Incarnation des forces de la nature (logique vu que liés au chaos), vus tardivement comme des petits êtres malfaisants voire des Géants coiffés de sapins (très esthétique et à la mode cette année). Il est bon de savoir distinguer les Skovtrolds (Trolls des bois), et les Bjerg-Trolds (Trolls des montagnes). Ces derniers vivent en communauté dans des palais souterrains d'une beauté fascinante (ils sont souvent très riches vu qu'ils amassent des monticules d'or et d'argent qu'ils extraient de la montagne), et loin de tout bruit (qu'ils abhorrent, même si je me demande si ce dernier point n'est pas lié au poème "Beowulf").
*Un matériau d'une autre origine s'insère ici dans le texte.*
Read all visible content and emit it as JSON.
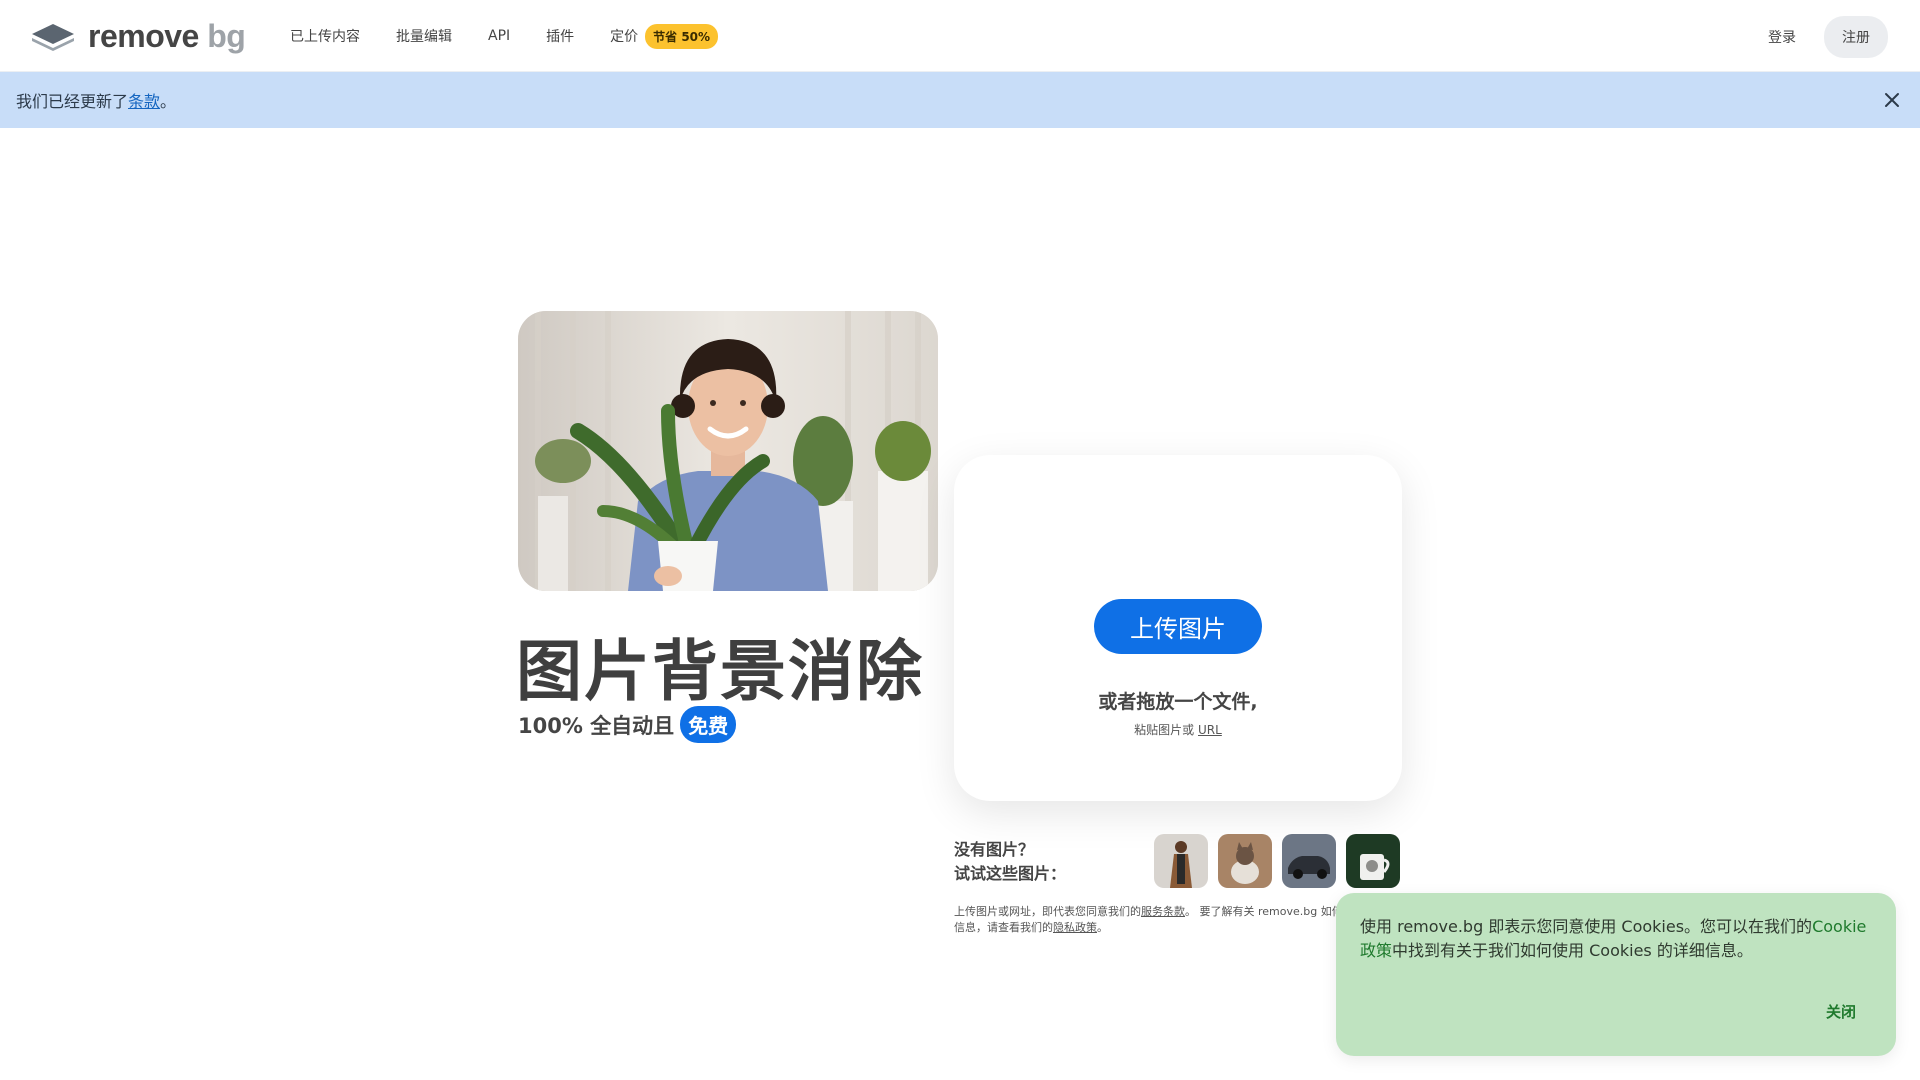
{
  "brand": {
    "name_main": "remove",
    "name_suffix": "bg"
  },
  "nav": {
    "items": [
      {
        "label": "已上传内容"
      },
      {
        "label": "批量编辑"
      },
      {
        "label": "API"
      },
      {
        "label": "插件"
      },
      {
        "label": "定价"
      }
    ],
    "pricing_badge": "节省 50%"
  },
  "header_right": {
    "login": "登录",
    "signup": "注册"
  },
  "notice": {
    "prefix": "我们已经更新了",
    "link": "条款",
    "suffix": "。"
  },
  "hero": {
    "title": "图片背景消除",
    "subtitle": "100% 全自动且",
    "badge": "免费"
  },
  "upload": {
    "button": "上传图片",
    "drop_text": "或者拖放一个文件,",
    "paste_prefix": "粘贴图片或",
    "paste_url": "URL"
  },
  "samples": {
    "line1": "没有图片？",
    "line2": "试试这些图片："
  },
  "legal": {
    "part1": "上传图片或网址，即代表您同意我们的",
    "terms": "服务条款",
    "part2": "。 要了解有关 remove.bg 如何处理您的个人数据的更多信息，请查看我们的",
    "privacy": "隐私政策",
    "part3": "。"
  },
  "cookie": {
    "text1": "使用 remove.bg 即表示您同意使用 Cookies。您可以在我们的",
    "link": "Cookie政策",
    "text2": "中找到有关于我们如何使用 Cookies 的详细信息。",
    "close": "关闭"
  },
  "colors": {
    "primary": "#0f70e6",
    "notice_bg": "#c8ddf8",
    "badge_yellow": "#fcc22e",
    "cookie_bg": "#bfe3c0",
    "cookie_link": "#1f7a2d"
  }
}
A l'occasion, il leur arrive d'enlever les bébés humains pour les remplacer par un des leurs (appelé Changelin bien que ce terme soit assez vaste au niveau des peuples de Faerie). Le terme Troll a de nombreuses significations mais fait fortement référence à la magie, l'enchantement,... bien qu'en Danois le mot "Trolsk" puisse se traduire par effrayant (au sens littéral de hanté), sans oublier le mot Trold qui pourrait signifier : nuire à quelqu'un ou blesser quelqu'un.
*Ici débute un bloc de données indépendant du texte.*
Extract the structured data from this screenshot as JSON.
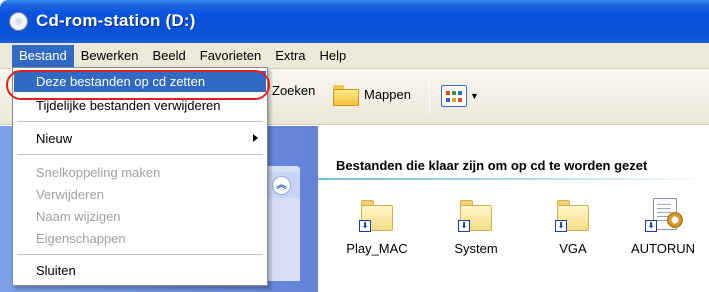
{
  "window": {
    "title": "Cd-rom-station (D:)"
  },
  "menubar": {
    "items": [
      "Bestand",
      "Bewerken",
      "Beeld",
      "Favorieten",
      "Extra",
      "Help"
    ]
  },
  "toolbar": {
    "search_label": "Zoeken",
    "folders_label": "Mappen"
  },
  "file_menu": {
    "items": [
      {
        "label": "Deze bestanden op cd zetten",
        "state": "highlighted"
      },
      {
        "label": "Tijdelijke bestanden verwijderen",
        "state": "enabled"
      },
      {
        "label": "Nieuw",
        "state": "enabled",
        "submenu": true
      },
      {
        "label": "Snelkoppeling maken",
        "state": "disabled"
      },
      {
        "label": "Verwijderen",
        "state": "disabled"
      },
      {
        "label": "Naam wijzigen",
        "state": "disabled"
      },
      {
        "label": "Eigenschappen",
        "state": "disabled"
      },
      {
        "label": "Sluiten",
        "state": "enabled"
      }
    ]
  },
  "left_pane": {
    "partial_text": "n"
  },
  "content": {
    "group_header": "Bestanden die klaar zijn om op cd te worden gezet",
    "files": [
      {
        "name": "Play_MAC",
        "type": "folder-shortcut"
      },
      {
        "name": "System",
        "type": "folder-shortcut"
      },
      {
        "name": "VGA",
        "type": "folder-shortcut"
      },
      {
        "name": "AUTORUN",
        "type": "settings-file"
      }
    ]
  },
  "colors": {
    "title_bar": "#0751d9",
    "highlight": "#316ac5",
    "annotation_oval": "#e3201b"
  }
}
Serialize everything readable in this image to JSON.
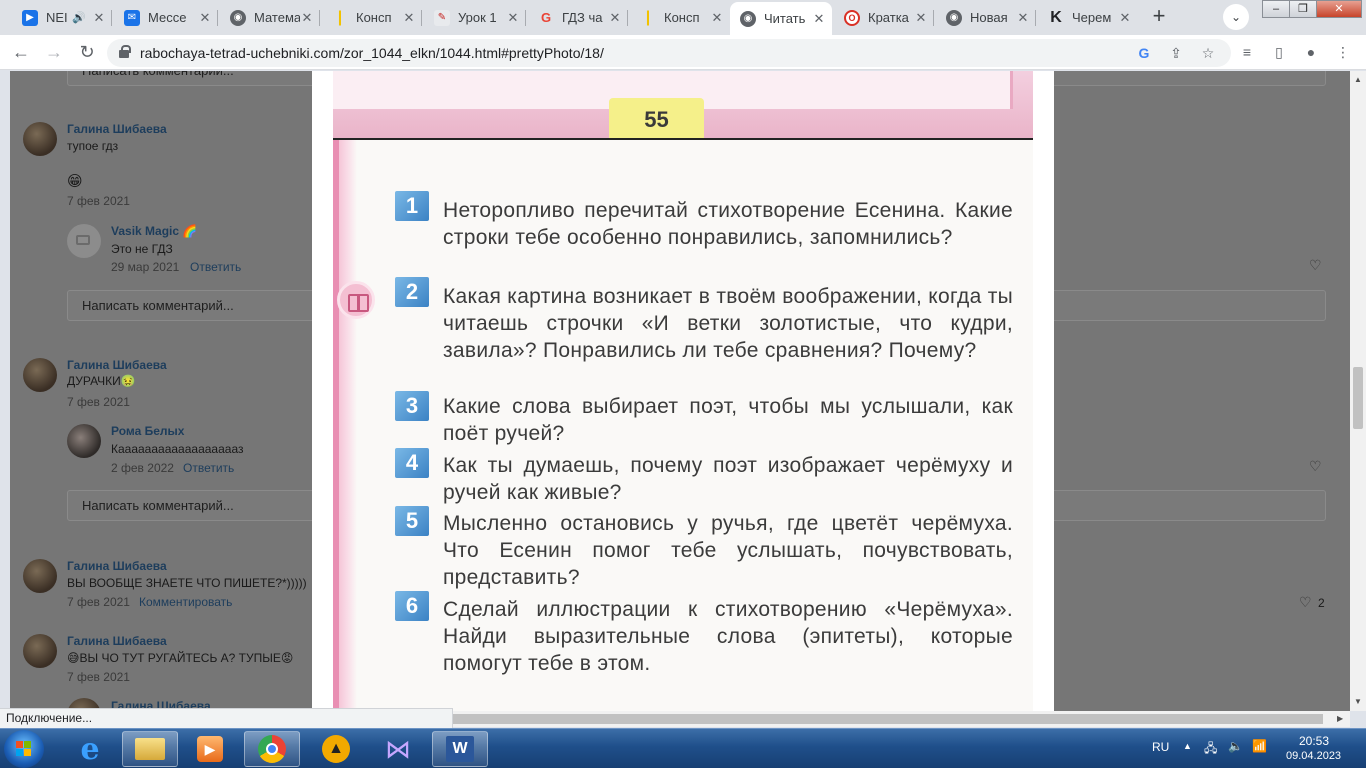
{
  "browser": {
    "tabs": [
      {
        "title": "NEI",
        "favicon": "youtube-icon",
        "color": "#1a73e8",
        "glyph": "▶"
      },
      {
        "title": "Мессе",
        "favicon": "messenger-icon",
        "color": "#1a73e8",
        "glyph": "✉"
      },
      {
        "title": "Матема",
        "favicon": "globe-icon",
        "color": "#5f6368",
        "glyph": "◉"
      },
      {
        "title": "Консп",
        "favicon": "yandex-zen-icon",
        "color": "#f2c200",
        "glyph": "|"
      },
      {
        "title": "Урок 1",
        "favicon": "pencil-icon",
        "color": "#e8eaed",
        "glyph": "✎"
      },
      {
        "title": "ГДЗ ча",
        "favicon": "gdz-icon",
        "color": "#ea4335",
        "glyph": "G"
      },
      {
        "title": "Консп",
        "favicon": "yandex-zen-icon",
        "color": "#f2c200",
        "glyph": "|"
      },
      {
        "title": "Читать",
        "favicon": "globe-icon",
        "color": "#5f6368",
        "glyph": "◉",
        "active": true
      },
      {
        "title": "Кратка",
        "favicon": "opera-icon",
        "color": "#d93025",
        "glyph": "O"
      },
      {
        "title": "Новая",
        "favicon": "globe-icon",
        "color": "#5f6368",
        "glyph": "◉"
      },
      {
        "title": "Черем",
        "favicon": "k-icon",
        "color": "#ffffff",
        "glyph": "K"
      }
    ],
    "url": "rabochaya-tetrad-uchebniki.com/zor_1044_elkn/1044.html#prettyPhoto/18/",
    "status": "Подключение..."
  },
  "comments": {
    "top_input_placeholder": "Написать комментарий...",
    "items": [
      {
        "author": "Галина Шибаева",
        "text": "тупое гдз",
        "emoji": "😁",
        "date": "7 фев 2021"
      },
      {
        "author": "Vasik Magic 🌈",
        "text": "Это не ГДЗ",
        "date": "29 мар 2021",
        "action": "Ответить"
      },
      {
        "author": "Галина Шибаева",
        "text": "ДУРАЧКИ🤢",
        "date": "7 фев 2021"
      },
      {
        "author": "Рома Белых",
        "text": "Кааааааааааааааааааз",
        "date": "2 фев 2022",
        "action": "Ответить"
      },
      {
        "author": "Галина Шибаева",
        "text": "ВЫ ВООБЩЕ ЗНАЕТЕ ЧТО ПИШЕТЕ?*)))))",
        "date": "7 фев 2021",
        "action": "Комментировать",
        "likes": "2"
      },
      {
        "author": "Галина Шибаева",
        "text": "😅ВЫ ЧО ТУТ РУГАЙТЕСЬ А? ТУПЫЕ😡",
        "date": "7 фев 2021"
      },
      {
        "author": "Галина Шибаева"
      }
    ],
    "input_placeholder": "Написать комментарий..."
  },
  "textbook": {
    "page_number": "55",
    "questions": [
      {
        "n": "1",
        "text": "Неторопливо перечитай стихотворение Есенина. Какие строки тебе особенно понравились, запомнились?"
      },
      {
        "n": "2",
        "text": "Какая картина возникает в твоём воображении, когда ты читаешь строчки «И ветки золотистые, что кудри, завила»? Понравились ли тебе сравнения? Почему?"
      },
      {
        "n": "3",
        "text": "Какие слова выбирает поэт, чтобы мы услышали, как поёт ручей?"
      },
      {
        "n": "4",
        "text": "Как ты думаешь, почему поэт изображает черёмуху и ручей как живые?"
      },
      {
        "n": "5",
        "text": "Мысленно остановись у ручья, где цветёт черёмуха. Что Есенин помог тебе услышать, почувствовать, представить?"
      },
      {
        "n": "6",
        "text": "Сделай иллюстрации к стихотворению «Черёмуха». Найди выразительные слова (эпитеты), которые помогут тебе в этом."
      }
    ]
  },
  "taskbar": {
    "lang": "RU",
    "time": "20:53",
    "date": "09.04.2023"
  }
}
Dans un cadre plus récent, certaines variétés de Trolls ont pu être découvertes : Le Bergrisar : Troll Scandinave si grand, qu'il se confond avec les montagnes mais, si lent que des pins poussent sur sa peau. Sans oublier les Havtrolds Danois, variété aquatique vivant au fond de l'eau et siégeant sur des trônes de nacre. Les plus dangereux Trolls vivent en solitaires dans des huttes cachées au sein de la forêt. Dotés aussi d'un puissant odorat, ces derniers sont sans doute à l'origine des récits qui décrivent le Troll comme un grand amateur de chair humaine (suivant encore une fois des sources plus jeunes qui coïncident avec l'avènement du christianisme, qui a eu tendance à diaboliser les anciennes traditions). 

Les Trolls sont par contre de manière plus générale, dotés de pouvoirs magiques afin d'adopter n'importe quelle forme (animaux, objets voire éléments naturels) dans le but de tromper les humains afin qu'ils fassent leurs quatre volontés (ils sont également capables de se rendre invisibles). Cette capacité est assez paradoxale d'ailleurs avec la réputation de bêtise que certains mythes ou récits semblent leur prêter...

Troll
Illustration de Kerem Beyit.

Le massacre de Grendel :

Le monstre le plus reconnu en matière de folklore, est certainement Grendel (pour ceux qui ne voient pas, allez voir le film d'animation : "La légende de Beowulf", qui est sorti en 2007, il est loin d'être totalement fidèle au poème, mais il vous éclairera déjà un peu plus sur la question). Il s'agit donc d'un Troll aquatique (probablement un membre de l'espèce des Havtrolds) vivant dans les marais, qui chaque nuit, venait dévorer un guerrier du roi du Danemark Hrothgar, jusqu'au jour où le jeune Beowulf arrive et se propose de tuer le monstre ou de perdre la vie en s'y essayant. 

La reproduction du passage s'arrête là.